“Sería saludable que Berta dejara de convivir con Barreda”, dijo un psiquiatra que participó de la causa
Se trata de Miguel Maldonado, primer perito que atendió al odontólogo tras el cuádruple crimen; el abogado dijo que la pareja ratificó que querían continuar viviendo juntos.
“Sería saludable para Berta [André] que elegantemente dejara de convivir con [Ricardo] Barreda”. Así lo sostuvo Miguel Maldonado, psiquiatra forense que fue perito de parte en el caso del cuádruple crimen cometido por el odontólogo en 1992.
En diálogo con TN, Maldonado contó que “Barreda fue un chico abusado psicológicamente”, ya que “su padre era un hombre muy rígido y maltrataba a su madre”.
“Inconscientemente [Barreda] reproduce las conductas del padre”, dijo el psiquiatra, y agregó que en el juicio el sugirió que el odontólogo sea enviado a un psiquiátrico. “Barreda es un loco. Fue, lo es y morirá siendo loco”, insistió”.
AUDIENCIA
Esta mañana, la pareja se presentó ante los jueces de la Cámara Penal para exponer sobre sus supuestos problemas de convivencia.
En abril, Barreda había advertido a los jueces sobre el estado de salud de su pareja, quien estaría atravesando problemas neurológicos. Lo que teme -dijo- es que una denuncia de André en su contra pueda hacer cesar su beneficio de libertad condicional y devolverlo a la prisión.
Esta mañana, antes de la audiencia, André había dicho: “Voy con él a La Plata, qué sé yo, no sé”, repetía cuando le consultaron los periodistas. “Nada muchachos, vayan a tomar un buen desayuno”, manifestó frente a la insistencia. Minutos más tarde y ya próximos a subirse a un taxi con destino a La Plata, Berta reconoció que “hay cosas que no se pueden solucionar”, pero enseguida advirtió: “No puedo abrir la boca”.

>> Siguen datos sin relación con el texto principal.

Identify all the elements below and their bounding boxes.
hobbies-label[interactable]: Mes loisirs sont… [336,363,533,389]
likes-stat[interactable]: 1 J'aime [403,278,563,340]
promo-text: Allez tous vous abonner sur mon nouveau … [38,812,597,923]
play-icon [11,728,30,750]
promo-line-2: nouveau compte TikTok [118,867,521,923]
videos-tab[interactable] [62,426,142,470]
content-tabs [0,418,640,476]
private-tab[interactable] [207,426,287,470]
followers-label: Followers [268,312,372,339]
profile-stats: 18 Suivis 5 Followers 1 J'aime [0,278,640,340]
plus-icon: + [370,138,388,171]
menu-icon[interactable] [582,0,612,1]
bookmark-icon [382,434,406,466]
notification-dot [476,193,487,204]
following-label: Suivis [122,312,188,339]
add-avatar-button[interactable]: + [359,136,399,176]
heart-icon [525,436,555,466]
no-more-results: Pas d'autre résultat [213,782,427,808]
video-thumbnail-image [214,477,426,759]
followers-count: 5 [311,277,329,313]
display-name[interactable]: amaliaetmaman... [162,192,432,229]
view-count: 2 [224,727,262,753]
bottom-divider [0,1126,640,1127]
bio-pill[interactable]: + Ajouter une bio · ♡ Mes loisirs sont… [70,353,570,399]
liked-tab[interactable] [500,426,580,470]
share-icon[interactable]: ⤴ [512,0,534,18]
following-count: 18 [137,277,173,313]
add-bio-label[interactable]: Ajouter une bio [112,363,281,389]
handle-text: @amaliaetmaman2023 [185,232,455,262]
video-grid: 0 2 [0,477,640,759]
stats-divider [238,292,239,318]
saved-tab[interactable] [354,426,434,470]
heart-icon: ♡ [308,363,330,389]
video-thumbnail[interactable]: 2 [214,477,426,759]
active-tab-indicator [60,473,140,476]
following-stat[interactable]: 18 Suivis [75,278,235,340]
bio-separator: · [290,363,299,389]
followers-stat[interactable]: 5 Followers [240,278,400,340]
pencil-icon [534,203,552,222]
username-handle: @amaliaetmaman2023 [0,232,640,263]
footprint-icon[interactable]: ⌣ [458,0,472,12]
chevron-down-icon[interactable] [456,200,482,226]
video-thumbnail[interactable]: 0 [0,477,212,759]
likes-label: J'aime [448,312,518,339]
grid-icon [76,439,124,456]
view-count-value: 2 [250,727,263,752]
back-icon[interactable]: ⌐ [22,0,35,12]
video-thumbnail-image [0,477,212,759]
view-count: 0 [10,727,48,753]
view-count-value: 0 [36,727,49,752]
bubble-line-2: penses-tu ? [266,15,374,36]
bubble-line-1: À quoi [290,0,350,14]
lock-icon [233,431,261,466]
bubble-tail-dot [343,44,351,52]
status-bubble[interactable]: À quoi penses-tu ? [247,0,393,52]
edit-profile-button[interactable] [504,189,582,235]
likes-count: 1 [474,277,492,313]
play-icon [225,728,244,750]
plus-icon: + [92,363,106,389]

Eduardo Gutiérrez, abogado de Barreda, aseguró que durante la audiencia, la pareja manifestó que quería seguir conviviendo y sostuvo que él considera que “no hay impedimentos” para que así sea.
“Yo creo que los hechos nos demuestran que Barreda luego del episodio en el que mató a esas cuatro mujeres nunca repitió un hecho igual. Hoy tampoco ha tenido problemas ni en convivencia con su mujer ni en relación con otras mujeres”, sostuvo el letrado.
Según explicó Gutiérrez, Barreda estaba preocupado porque “unas personas que iban a la casa a darle masajes” a Berta se habrían aprovechado de la mujer utilizando sus tarjetas de crédito con la excusa de ayudarla con las compras. El abogado dijo que Barreda pensó que además estas personas “podían llegar a denunciarlo por cualquier cosa” y así se lo manifestó al magistrado.
EL CASO
Barreda se encuentra excarcelado desde marzo de 2011, luego de ser condenado en 1995 a prisión perpetua por matar a escopetazos a su esposa Gladys McDonald (57), a su suegra, Elena Arreche (86), y a sus dos hijas Cecilia (26) y Adriana (24), en noviembre de 1992 en su casa de La Plata.
Hoy vive con Berta André, mujer que lo acompañó durante sus años en prisión, en un departamento en el barrio porteño de Belgrano.